The University of Tokyo said Friday that four researchers it previously employed were involved in covering up phony data in a number of thesis papers found to contain falsifications.

Releasing the findings of an in-house probe, the university said it could not verify whether Shigeaki Kato, a former professor in its bioscience lab, and three others tampered with data in the papers supervised by Kato.

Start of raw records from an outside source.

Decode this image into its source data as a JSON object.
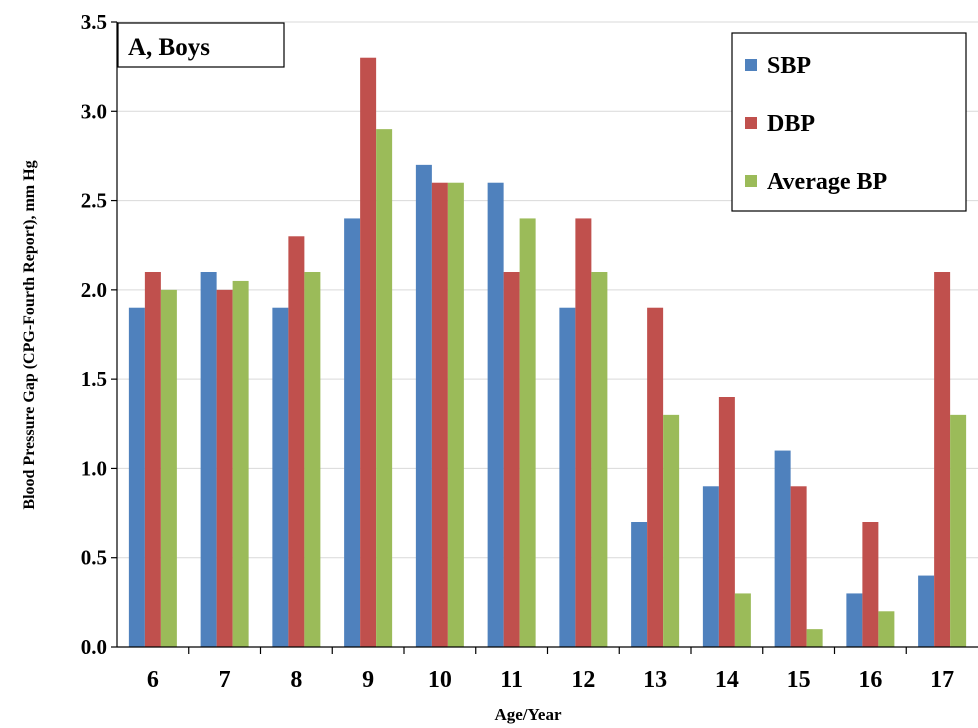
{
  "chart_data": {
    "type": "bar",
    "title": "A, Boys",
    "xlabel": "Age/Year",
    "ylabel": "Blood Pressure Gap (CPG-Fourth Report), mm Hg",
    "categories": [
      "6",
      "7",
      "8",
      "9",
      "10",
      "11",
      "12",
      "13",
      "14",
      "15",
      "16",
      "17"
    ],
    "series": [
      {
        "name": "SBP",
        "color": "#4f81bd",
        "values": [
          1.9,
          2.1,
          1.9,
          2.4,
          2.7,
          2.6,
          1.9,
          0.7,
          0.9,
          1.1,
          0.3,
          0.4
        ]
      },
      {
        "name": "DBP",
        "color": "#c0504d",
        "values": [
          2.1,
          2.0,
          2.3,
          3.3,
          2.6,
          2.1,
          2.4,
          1.9,
          1.4,
          0.9,
          0.7,
          2.1
        ]
      },
      {
        "name": "Average BP",
        "color": "#9bbb59",
        "values": [
          2.0,
          2.05,
          2.1,
          2.9,
          2.6,
          2.4,
          2.1,
          1.3,
          0.3,
          0.1,
          0.2,
          1.3
        ]
      }
    ],
    "ylim": [
      0,
      3.5
    ],
    "yticks": [
      "0.0",
      "0.5",
      "1.0",
      "1.5",
      "2.0",
      "2.5",
      "3.0",
      "3.5"
    ],
    "grid": true,
    "legend_position": "top-right"
  }
}
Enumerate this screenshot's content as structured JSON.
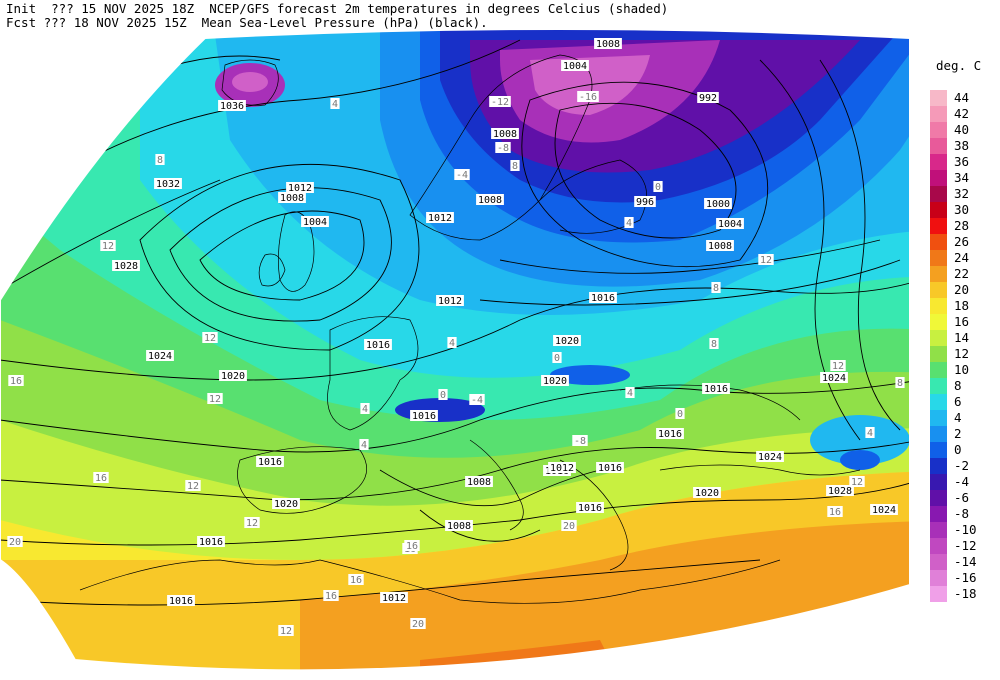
{
  "header": {
    "line1": "Init  ??? 15 NOV 2025 18Z  NCEP/GFS forecast 2m temperatures in degrees Celcius (shaded)",
    "line2": "Fcst ??? 18 NOV 2025 15Z  Mean Sea-Level Pressure (hPa) (black)."
  },
  "legend": {
    "title": "deg. C",
    "entries": [
      {
        "label": "44",
        "color": "#f7b8c8"
      },
      {
        "label": "42",
        "color": "#f59ab8"
      },
      {
        "label": "40",
        "color": "#f07aa8"
      },
      {
        "label": "38",
        "color": "#e85a9a"
      },
      {
        "label": "36",
        "color": "#d8288a"
      },
      {
        "label": "34",
        "color": "#c0107a"
      },
      {
        "label": "32",
        "color": "#a8084a"
      },
      {
        "label": "30",
        "color": "#c80018"
      },
      {
        "label": "28",
        "color": "#f01010"
      },
      {
        "label": "26",
        "color": "#f05010"
      },
      {
        "label": "24",
        "color": "#f07818"
      },
      {
        "label": "22",
        "color": "#f4a020"
      },
      {
        "label": "20",
        "color": "#f8c828"
      },
      {
        "label": "18",
        "color": "#f8e830"
      },
      {
        "label": "16",
        "color": "#f0f838"
      },
      {
        "label": "14",
        "color": "#c8f040"
      },
      {
        "label": "12",
        "color": "#90e048"
      },
      {
        "label": "10",
        "color": "#58e070"
      },
      {
        "label": "8",
        "color": "#38e8b0"
      },
      {
        "label": "6",
        "color": "#28d8e8"
      },
      {
        "label": "4",
        "color": "#20b8f0"
      },
      {
        "label": "2",
        "color": "#1890f0"
      },
      {
        "label": "0",
        "color": "#1060e8"
      },
      {
        "label": "-2",
        "color": "#1830c8"
      },
      {
        "label": "-4",
        "color": "#3818b0"
      },
      {
        "label": "-6",
        "color": "#6010a8"
      },
      {
        "label": "-8",
        "color": "#8818b0"
      },
      {
        "label": "-10",
        "color": "#a830b8"
      },
      {
        "label": "-12",
        "color": "#c048c0"
      },
      {
        "label": "-14",
        "color": "#d060c8"
      },
      {
        "label": "-16",
        "color": "#e080d8"
      },
      {
        "label": "-18",
        "color": "#f0a0e8"
      }
    ]
  },
  "isobar_labels": [
    "1008",
    "1004",
    "992",
    "1036",
    "1032",
    "1012",
    "1008",
    "1004",
    "1008",
    "1008",
    "1000",
    "996",
    "1004",
    "1008",
    "1028",
    "1012",
    "1012",
    "1016",
    "1016",
    "1020",
    "1024",
    "1020",
    "1020",
    "1024",
    "1016",
    "1016",
    "1016",
    "1020",
    "1016",
    "1016",
    "1024",
    "1016",
    "1020",
    "1028",
    "1024",
    "1012",
    "1008",
    "1008",
    "1016",
    "1016",
    "1016",
    "1012"
  ],
  "temperature_labels": [
    "8",
    "4",
    "12",
    "12",
    "16",
    "12",
    "16",
    "12",
    "12",
    "16",
    "20",
    "16",
    "12",
    "16",
    "16",
    "20",
    "20",
    "8",
    "8",
    "12",
    "4",
    "4",
    "0",
    "0",
    "4",
    "-4",
    "-16",
    "-12",
    "-8",
    "-4",
    "0",
    "4",
    "8",
    "12",
    "12",
    "16",
    "8",
    "4",
    "4",
    "0",
    "-8"
  ]
}
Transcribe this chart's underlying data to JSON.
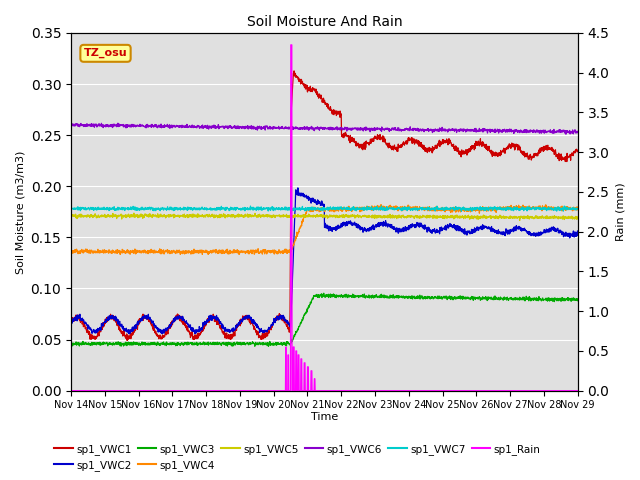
{
  "title": "Soil Moisture And Rain",
  "ylabel_left": "Soil Moisture (m3/m3)",
  "ylabel_right": "Rain (mm)",
  "xlabel": "Time",
  "ylim_left": [
    0.0,
    0.35
  ],
  "ylim_right": [
    0.0,
    4.5
  ],
  "background_color": "#e8e8e8",
  "plot_bg_color": "#e0e0e0",
  "annotation_text": "TZ_osu",
  "annotation_color": "#cc0000",
  "annotation_bg": "#ffff99",
  "annotation_border": "#cc8800",
  "series_colors": {
    "sp1_VWC1": "#cc0000",
    "sp1_VWC2": "#0000cc",
    "sp1_VWC3": "#00aa00",
    "sp1_VWC4": "#ff8800",
    "sp1_VWC5": "#cccc00",
    "sp1_VWC6": "#8800cc",
    "sp1_VWC7": "#00cccc",
    "sp1_Rain": "#ff00ff"
  },
  "x_tick_labels": [
    "Nov 14",
    "Nov 15",
    "Nov 16",
    "Nov 17",
    "Nov 18",
    "Nov 19",
    "Nov 20",
    "Nov 21",
    "Nov 22",
    "Nov 23",
    "Nov 24",
    "Nov 25",
    "Nov 26",
    "Nov 27",
    "Nov 28",
    "Nov 29"
  ],
  "legend_labels": [
    "sp1_VWC1",
    "sp1_VWC2",
    "sp1_VWC3",
    "sp1_VWC4",
    "sp1_VWC5",
    "sp1_VWC6",
    "sp1_VWC7",
    "sp1_Rain"
  ]
}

But it concluded that they took part in concealing the falsification of image data in five of the 51 papers in question released between 1996 and 2011.

Kato, a leading expert on molecular biology found to have masterminded the cover-up, denied his alleged role, telling Kyodo News, "I am responsible for creating an environment which gave way to problems, but I neither ordered nor tolerated such misconduct."

Of the others, former assistant professor Jun Yanagisawa and former special lecturer Hirochika Kitagawa were involved in the five thesis papers in which the university found falsifications in experiment images.

Former associate professor Kenichi Takeyama cooperated in fabricating and tampering with the researchers' experiment notebooks, the report said.

The university also pointed out that the misconduct occurred because of Kato's high-handed attitude toward researchers.

The four researchers have left the university.

According to an interim report released in December, the university found inappropriate data such as the use of unrelated images in 210 sections of 51 theses that were released from 1996 to 2011, but has yet to identify those involved.